Money  /  Museum Review

How the Labor Movement Built New York

A new museum exhibit shows that you cannot understand the city’s history without understanding its workers.  

“City of Workers” is curated by Steven H. Jaffe, with the aid of an impressive advisory committee of labor historians headed by Joshua Freeman. They divide this long history into three sections. The first, “In Union There Is Strength,” covers the rise of organized labor from 1830 to 1900. The second, “Labor Will Rule,” charts the emergence of workers and their unions as power players in the city from 1900 to 1965. The third, “Sea Change,” captures the trials of globalization and the rise of the public and service sectors as key sites of struggle from 1965 to 2001. An epilogue titled “New Challenges” brings the show up to the present with a pair of short films by Rebecca Jacobs and Nate Lavey about the city’s contemporary working class. A companion volume from Columbia University Press, edited by Freeman, expands the story with essays on topics from the colonial era to the present.

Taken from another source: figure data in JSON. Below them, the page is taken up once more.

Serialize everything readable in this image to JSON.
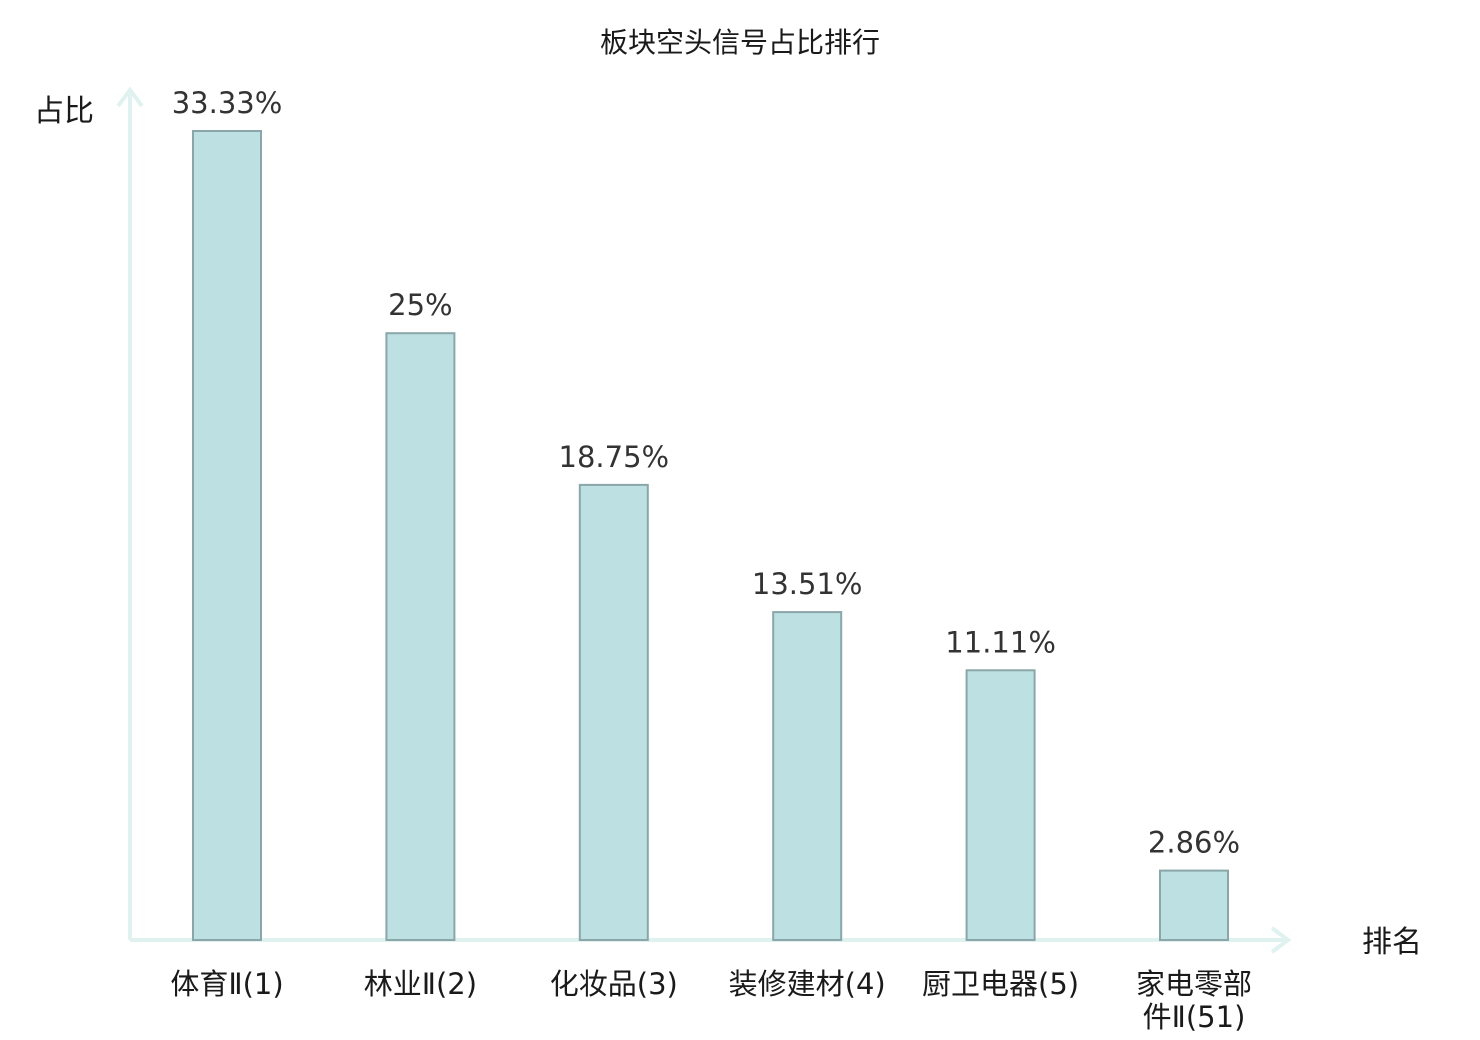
{
  "chart_data": {
    "type": "bar",
    "title": "板块空头信号占比排行",
    "ylabel": "占比",
    "xlabel": "排名",
    "ylim": [
      0,
      36
    ],
    "grid": false,
    "legend": "none",
    "categories": [
      [
        "体育Ⅱ(1)"
      ],
      [
        "林业Ⅱ(2)"
      ],
      [
        "化妆品(3)"
      ],
      [
        "装修建材(4)"
      ],
      [
        "厨卫电器(5)"
      ],
      [
        "家电零部",
        "件Ⅱ(51)"
      ]
    ],
    "values": [
      33.33,
      25,
      18.75,
      13.51,
      11.11,
      2.86
    ],
    "value_labels": [
      "33.33%",
      "25%",
      "18.75%",
      "13.51%",
      "11.11%",
      "2.86%"
    ],
    "highlight_index": 5,
    "colors": {
      "bar_fill": "#bde0e3",
      "bar_stroke": "#8aa6a9",
      "axis": "#e0f2f0",
      "text": "#1a1a1a",
      "value_text": "#333333",
      "highlight_text": "#e0201b"
    }
  }
}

The museum partnered with two of the largest labor archives in the state (the Kheel Center for Labor-Management Documentation & Archives at Cornell University and the Tamiment Library & Robert F. Wagner Labor Archives at New York University), and the collections on view are incredibly rich. The design, by Pentagram, renders this wealth of material legible by leaving the gallery completely open. With colorful graphics and posters on the walls and vitrines full of flyers, buttons, and more of the everyday ephemera of organizing, the space evokes a union hall. The overall effect is alive and welcoming: Here are New York’s organized workers, in all their chaotic, cacophonous continuity.

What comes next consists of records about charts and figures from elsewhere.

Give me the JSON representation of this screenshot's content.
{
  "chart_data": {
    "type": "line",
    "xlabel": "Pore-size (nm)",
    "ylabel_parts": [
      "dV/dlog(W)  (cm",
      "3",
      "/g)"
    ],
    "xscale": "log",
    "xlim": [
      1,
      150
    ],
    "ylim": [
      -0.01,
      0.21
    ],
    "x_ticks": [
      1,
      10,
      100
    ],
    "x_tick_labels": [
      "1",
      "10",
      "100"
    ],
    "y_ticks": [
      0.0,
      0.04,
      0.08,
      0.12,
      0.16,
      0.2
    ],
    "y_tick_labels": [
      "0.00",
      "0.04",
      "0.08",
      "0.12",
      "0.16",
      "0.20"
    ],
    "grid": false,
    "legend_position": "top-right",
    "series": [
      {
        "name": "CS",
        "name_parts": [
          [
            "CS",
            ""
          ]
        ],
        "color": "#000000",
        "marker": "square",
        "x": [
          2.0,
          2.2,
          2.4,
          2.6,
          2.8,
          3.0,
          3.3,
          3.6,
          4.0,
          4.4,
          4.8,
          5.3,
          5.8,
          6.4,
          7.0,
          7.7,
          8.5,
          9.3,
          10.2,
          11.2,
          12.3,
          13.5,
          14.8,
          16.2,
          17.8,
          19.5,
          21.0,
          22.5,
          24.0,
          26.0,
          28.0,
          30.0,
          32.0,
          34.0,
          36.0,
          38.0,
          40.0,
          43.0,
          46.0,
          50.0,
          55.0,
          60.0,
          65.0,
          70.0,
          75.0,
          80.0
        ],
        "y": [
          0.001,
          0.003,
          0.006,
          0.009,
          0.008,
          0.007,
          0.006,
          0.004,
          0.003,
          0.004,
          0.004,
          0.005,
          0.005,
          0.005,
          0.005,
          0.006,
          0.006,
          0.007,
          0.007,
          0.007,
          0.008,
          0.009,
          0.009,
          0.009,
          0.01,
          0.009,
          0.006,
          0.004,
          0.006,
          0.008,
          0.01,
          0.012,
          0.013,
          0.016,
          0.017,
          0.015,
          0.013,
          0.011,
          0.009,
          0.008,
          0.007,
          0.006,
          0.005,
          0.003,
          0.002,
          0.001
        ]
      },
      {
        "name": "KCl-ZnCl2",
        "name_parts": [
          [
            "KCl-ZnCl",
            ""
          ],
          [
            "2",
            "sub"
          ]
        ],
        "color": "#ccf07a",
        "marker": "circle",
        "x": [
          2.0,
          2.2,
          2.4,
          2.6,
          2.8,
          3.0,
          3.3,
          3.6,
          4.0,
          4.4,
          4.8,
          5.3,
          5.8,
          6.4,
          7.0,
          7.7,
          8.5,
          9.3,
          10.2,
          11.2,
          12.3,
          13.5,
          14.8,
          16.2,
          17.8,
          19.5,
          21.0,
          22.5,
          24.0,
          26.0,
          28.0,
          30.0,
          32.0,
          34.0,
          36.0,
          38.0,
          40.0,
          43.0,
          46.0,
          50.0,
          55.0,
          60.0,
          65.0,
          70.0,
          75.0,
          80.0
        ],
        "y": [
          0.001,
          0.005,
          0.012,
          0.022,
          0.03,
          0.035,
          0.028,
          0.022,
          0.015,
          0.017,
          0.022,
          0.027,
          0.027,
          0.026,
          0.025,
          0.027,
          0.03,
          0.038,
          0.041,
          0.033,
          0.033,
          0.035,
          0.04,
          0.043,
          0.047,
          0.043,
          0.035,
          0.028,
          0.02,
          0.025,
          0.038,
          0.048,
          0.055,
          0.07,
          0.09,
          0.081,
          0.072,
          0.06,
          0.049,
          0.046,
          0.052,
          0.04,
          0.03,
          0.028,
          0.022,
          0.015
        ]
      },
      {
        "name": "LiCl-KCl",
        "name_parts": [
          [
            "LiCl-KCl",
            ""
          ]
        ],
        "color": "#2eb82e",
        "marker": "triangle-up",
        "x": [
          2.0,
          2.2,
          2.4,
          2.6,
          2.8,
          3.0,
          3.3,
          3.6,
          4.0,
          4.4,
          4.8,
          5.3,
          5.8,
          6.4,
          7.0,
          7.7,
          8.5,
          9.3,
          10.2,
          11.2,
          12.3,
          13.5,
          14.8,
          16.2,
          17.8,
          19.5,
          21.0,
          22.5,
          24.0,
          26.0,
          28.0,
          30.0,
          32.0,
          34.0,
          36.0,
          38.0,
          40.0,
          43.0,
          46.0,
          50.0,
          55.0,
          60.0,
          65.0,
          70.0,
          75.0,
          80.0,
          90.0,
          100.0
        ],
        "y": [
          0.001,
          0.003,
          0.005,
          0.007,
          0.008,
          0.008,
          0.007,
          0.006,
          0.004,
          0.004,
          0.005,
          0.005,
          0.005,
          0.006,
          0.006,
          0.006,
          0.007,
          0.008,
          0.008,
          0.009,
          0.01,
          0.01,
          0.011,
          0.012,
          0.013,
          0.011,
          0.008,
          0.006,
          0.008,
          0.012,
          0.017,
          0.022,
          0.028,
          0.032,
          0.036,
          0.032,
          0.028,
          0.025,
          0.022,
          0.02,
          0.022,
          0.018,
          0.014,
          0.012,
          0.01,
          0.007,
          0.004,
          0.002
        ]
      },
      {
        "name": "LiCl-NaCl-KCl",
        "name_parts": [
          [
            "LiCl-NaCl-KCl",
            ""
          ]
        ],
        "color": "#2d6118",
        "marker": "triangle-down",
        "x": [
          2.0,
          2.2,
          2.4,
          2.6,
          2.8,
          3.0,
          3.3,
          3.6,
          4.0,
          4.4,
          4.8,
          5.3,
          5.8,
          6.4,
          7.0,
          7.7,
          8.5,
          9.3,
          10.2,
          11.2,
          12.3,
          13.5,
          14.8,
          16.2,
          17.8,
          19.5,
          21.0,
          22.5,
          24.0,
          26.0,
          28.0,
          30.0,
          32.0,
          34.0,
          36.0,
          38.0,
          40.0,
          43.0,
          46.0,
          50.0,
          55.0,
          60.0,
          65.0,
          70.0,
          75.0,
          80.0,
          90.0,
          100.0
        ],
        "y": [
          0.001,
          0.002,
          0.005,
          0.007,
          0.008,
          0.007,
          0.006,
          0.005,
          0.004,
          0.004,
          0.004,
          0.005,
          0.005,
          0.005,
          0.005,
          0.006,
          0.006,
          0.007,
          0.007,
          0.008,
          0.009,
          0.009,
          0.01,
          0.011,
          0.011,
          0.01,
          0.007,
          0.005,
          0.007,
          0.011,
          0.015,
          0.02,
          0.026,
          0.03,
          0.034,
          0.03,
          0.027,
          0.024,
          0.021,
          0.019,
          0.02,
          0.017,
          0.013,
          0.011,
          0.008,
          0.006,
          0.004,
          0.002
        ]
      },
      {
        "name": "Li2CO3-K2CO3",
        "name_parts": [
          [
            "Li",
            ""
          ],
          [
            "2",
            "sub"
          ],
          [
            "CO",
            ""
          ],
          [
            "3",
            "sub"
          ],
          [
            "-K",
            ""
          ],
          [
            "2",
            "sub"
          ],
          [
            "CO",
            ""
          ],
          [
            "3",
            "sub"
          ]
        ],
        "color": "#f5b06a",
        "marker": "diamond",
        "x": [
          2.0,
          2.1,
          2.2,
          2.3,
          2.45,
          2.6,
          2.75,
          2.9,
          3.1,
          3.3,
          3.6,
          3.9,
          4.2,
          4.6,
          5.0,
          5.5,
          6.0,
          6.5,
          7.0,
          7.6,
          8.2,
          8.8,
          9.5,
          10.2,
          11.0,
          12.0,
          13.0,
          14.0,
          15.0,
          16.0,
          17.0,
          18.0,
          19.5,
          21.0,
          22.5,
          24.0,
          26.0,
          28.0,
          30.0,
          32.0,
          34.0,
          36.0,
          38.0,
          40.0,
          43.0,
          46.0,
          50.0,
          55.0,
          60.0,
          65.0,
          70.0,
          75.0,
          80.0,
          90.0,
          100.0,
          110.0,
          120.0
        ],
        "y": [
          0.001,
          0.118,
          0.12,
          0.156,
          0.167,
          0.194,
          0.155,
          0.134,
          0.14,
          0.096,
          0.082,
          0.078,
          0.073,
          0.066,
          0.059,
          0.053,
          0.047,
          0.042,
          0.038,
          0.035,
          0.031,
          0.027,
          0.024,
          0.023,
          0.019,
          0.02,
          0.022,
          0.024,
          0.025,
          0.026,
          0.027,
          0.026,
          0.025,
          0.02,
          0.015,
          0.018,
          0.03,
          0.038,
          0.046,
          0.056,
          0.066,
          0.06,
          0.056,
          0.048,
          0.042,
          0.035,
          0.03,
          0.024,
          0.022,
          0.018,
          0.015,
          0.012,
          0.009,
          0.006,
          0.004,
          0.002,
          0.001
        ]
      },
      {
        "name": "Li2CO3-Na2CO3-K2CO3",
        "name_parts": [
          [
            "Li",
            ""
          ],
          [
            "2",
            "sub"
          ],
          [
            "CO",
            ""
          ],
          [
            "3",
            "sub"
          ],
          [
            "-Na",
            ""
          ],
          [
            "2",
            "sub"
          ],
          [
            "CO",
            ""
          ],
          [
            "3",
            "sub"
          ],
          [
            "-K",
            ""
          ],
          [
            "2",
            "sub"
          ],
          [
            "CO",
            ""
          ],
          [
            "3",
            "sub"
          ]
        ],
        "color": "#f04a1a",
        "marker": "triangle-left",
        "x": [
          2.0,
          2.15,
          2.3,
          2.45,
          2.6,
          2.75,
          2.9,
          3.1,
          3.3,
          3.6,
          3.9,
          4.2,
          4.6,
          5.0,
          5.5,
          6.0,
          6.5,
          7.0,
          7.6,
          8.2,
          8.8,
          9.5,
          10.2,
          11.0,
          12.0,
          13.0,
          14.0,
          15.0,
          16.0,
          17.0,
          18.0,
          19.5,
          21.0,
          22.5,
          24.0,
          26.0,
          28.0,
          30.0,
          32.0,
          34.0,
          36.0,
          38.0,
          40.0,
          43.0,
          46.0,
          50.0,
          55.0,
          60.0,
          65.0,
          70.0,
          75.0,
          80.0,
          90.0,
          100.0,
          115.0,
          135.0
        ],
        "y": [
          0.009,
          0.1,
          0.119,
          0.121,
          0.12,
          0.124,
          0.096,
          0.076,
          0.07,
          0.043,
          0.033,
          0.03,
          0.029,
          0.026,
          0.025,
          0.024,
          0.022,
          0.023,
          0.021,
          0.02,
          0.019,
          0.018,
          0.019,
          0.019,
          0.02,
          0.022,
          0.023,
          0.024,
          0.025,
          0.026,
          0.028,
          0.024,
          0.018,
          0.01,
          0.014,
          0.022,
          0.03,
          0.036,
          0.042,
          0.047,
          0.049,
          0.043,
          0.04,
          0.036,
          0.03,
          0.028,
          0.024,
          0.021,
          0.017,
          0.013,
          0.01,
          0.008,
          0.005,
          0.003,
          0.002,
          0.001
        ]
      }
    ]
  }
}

As Jaffe explains in the press release for the exhibition, “Labor movements have been central to the rise of the city we know today.” From the radical mayoral campaign of political economist Henry George in 1886 (on a United Labor Party platform that included a land tax, the eight-hour day, and equal pay for men and women) to present-day struggles over Amazon’s misadventure in Queens, working people have fought to make New York a more just and livable city for all of its inhabitants. At the same time, this history cannot be reduced to a simple story of workers united against capital. Across all of the show’s sections, Jaffe and his team have put competing visions for New York’s labor movement in conversation, provocatively and productively. Along the walls are the histories of some of New York’s best-known unions: the early American Federation of Labor (AFL), the International Ladies’ Garment Workers’ Union (ILGWU), District Council 37 of the American Federation of State, County and Municipal Employees, and 1199, the Health and Hospital Workers Union (now 1199SEIU). Facing the walls, and sometimes perpendicular to them, are cases packed with images, objects, and quotations from workers who did not fit, or were not welcome, in these unions. As the section text for “In Union There Is Strength” explains at the outset, “Multiple labor movements—with unequal access to power—challenged employers and each other” in New York City from the beginning.